De in dit bestemmingsplan besloten ontwikkeling is niet m.e.r.-plichtig.

Hoofdstuk 6 Wateraspecten

6.1 Vigerend beleid

6.1.1 Europees beleid

De Europese Kaderrichtlijn Water (2000/60/EG) is op 22 december 2000 in werking getreden en is bedoeld om in alle Europese wateren de waterkwaliteit chemisch en ecologisch verder te verbeteren. De Kaderrichtlijn Water omvat regelgeving ter bescherming van het binnenlandse oppervlaktewater, overgangswateren (waaronder estuaria worden verstaan), kustwateren en grondwater. Voor het uitwerken van de doelstellingen worden er op (deel)stroomgebied plannen opgesteld. In deze (deel)stroomgebiedbeheersplannen staan de ambities en maatregelen beschreven voor de verschillende (deel)stroomgebieden. Met name de ecologische ambities worden op het niveau van de deelstroomgebieden bepaald.

6.1.2 Rijksbeleid

Het Rijksbeleid op het gebied van het waterbeheer is vastgelegd in het Nationaal Waterplan (NWP) 2016-2021 (vastgesteld 17 december 2015). Met de vaststelling van de Nationale Omgevingsvisie (NOVI) is het NWP 2016-2021 op enkele onderdelen gewijzigd. Tezamen geven beide documenten op hoofdlijnen de ambities weer van het Rijk ten aanzien van het nationale waterbeleid en het daaraan gerelateerde ruimtelijke beleid. De belangrijkste ambities richten zich op waterveiligheid, zoetwater en waterkwaliteit. Maar ook de Deltabeslissingen en enkele waterafhankelijke thema's als natuur en duurzame energie hebben in het plan een plek gekregen. De doorwerking van de beleidsambities/uitgangspunten naar lagere overheden is geregeld in het Bestuursakkoord Water (2011) en de Waterwet (2009). In relatie tot de NOVI wordt de doorwerking geregeld in de Omgevingswet.

6.1.3 Provinciaal beleid

In de Omgevingsvisie Overijssel wordt ruim aandacht besteed aan de wateraspecten. De ambities zijn, naast de uitvoering van de Kaderrichtlijn Water, gericht op de verbetering van de kwaliteit van de kleinere wateren, de veiligheid, de grondwaterbescherming, bestrijding van wateroverlast, de kwantiteit en kwaliteit van grond- en oppervlakte water en waterbeleving zowel in de groene ruimte als stedelijk gebied.

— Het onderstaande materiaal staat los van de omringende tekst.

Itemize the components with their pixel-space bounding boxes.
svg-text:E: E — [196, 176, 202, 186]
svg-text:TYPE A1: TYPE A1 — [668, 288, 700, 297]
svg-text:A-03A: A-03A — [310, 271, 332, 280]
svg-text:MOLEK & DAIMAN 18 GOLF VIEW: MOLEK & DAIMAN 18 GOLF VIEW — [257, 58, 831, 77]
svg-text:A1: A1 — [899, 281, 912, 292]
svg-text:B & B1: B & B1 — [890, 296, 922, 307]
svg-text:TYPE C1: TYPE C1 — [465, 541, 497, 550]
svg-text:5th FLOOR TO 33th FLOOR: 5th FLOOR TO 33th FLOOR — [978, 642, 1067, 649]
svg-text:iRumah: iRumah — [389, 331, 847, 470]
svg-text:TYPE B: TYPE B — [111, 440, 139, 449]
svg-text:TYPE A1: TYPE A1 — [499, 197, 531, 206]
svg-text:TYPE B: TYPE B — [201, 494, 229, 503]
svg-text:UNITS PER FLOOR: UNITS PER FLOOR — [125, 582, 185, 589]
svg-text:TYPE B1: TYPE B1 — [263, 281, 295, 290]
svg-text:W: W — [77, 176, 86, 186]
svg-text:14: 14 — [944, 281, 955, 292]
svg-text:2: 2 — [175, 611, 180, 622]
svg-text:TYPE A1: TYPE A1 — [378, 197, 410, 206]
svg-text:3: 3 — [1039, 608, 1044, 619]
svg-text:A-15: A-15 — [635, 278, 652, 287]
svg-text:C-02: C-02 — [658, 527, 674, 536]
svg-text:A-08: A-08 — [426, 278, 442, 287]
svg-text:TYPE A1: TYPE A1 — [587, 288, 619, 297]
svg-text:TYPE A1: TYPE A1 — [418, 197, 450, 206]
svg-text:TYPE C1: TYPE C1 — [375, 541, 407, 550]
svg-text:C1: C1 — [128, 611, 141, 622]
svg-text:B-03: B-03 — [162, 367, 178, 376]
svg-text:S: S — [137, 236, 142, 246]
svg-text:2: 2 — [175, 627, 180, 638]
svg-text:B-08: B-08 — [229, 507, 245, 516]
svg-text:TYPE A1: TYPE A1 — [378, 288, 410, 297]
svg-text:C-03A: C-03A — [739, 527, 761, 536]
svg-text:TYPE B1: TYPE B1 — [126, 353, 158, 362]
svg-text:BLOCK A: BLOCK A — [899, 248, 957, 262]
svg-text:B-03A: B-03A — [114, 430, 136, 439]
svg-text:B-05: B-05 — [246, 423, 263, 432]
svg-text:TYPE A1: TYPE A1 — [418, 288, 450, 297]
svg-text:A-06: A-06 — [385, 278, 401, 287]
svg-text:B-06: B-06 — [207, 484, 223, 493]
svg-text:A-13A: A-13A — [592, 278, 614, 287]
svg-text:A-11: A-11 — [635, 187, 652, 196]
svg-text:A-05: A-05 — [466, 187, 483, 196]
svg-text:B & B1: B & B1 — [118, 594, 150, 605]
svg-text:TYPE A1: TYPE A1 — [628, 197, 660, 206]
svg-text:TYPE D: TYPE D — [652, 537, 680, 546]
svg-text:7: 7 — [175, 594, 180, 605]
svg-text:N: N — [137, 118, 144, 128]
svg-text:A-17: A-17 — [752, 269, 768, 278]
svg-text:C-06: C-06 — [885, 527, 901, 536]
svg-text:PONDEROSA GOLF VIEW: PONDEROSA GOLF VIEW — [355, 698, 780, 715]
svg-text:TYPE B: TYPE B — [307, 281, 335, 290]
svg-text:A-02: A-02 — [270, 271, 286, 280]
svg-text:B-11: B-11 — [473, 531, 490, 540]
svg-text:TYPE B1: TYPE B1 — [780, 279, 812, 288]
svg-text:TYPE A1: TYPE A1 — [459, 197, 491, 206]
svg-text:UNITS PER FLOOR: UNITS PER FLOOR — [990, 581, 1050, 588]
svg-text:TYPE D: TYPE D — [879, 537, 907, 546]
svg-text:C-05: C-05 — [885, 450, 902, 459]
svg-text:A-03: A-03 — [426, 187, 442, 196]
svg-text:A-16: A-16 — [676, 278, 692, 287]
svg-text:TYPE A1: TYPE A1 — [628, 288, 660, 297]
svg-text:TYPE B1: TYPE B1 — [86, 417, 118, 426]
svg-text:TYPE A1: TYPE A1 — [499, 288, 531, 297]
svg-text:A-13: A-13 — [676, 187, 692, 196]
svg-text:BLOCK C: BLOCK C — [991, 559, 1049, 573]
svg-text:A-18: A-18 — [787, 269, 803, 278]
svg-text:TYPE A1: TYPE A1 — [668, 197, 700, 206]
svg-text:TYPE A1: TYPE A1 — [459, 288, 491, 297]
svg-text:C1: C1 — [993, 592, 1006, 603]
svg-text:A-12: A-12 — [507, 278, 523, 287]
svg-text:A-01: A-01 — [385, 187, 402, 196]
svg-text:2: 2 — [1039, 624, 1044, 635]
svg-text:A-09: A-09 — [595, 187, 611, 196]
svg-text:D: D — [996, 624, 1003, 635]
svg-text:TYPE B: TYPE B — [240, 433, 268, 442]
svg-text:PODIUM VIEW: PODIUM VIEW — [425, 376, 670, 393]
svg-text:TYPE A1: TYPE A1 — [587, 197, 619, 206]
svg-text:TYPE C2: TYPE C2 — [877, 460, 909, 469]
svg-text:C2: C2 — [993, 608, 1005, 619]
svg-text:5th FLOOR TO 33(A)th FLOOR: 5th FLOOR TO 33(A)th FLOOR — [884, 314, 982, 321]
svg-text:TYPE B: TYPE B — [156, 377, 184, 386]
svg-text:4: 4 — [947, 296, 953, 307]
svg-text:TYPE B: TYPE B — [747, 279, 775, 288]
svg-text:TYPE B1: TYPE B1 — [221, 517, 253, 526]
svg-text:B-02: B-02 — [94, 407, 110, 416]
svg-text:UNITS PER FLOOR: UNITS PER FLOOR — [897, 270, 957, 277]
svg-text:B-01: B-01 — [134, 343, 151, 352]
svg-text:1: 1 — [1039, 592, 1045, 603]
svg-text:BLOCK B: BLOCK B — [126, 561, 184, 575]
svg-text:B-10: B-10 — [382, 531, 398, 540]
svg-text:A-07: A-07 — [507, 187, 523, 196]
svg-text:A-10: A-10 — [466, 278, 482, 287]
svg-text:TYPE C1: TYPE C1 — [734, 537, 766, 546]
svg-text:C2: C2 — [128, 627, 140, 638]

6.1.4 Waterschap Vechtstromen

Door de invoering van de Kaderrichtlijn Water is Nederland verdeeld in vijf deelstroomgebieden. Het deelstroomgebied Rijn-Oost wordt beheerd door de waterschappen Rijn en IJssel, Vechtstromen, Vallei en Veluwe, Drents Overijsselse Delta en Zuiderzeeland. Om te voldoen aan de eisen van de Kaderrichtlijn Water hebben deze waterschappen een Waterbeheerplan opgesteld.

Het algemeen bestuur van waterschap Vechtstromen heeft in de vergadering van 7 oktober het 'Waterbeheerplan 2016-2021' vastgesteld.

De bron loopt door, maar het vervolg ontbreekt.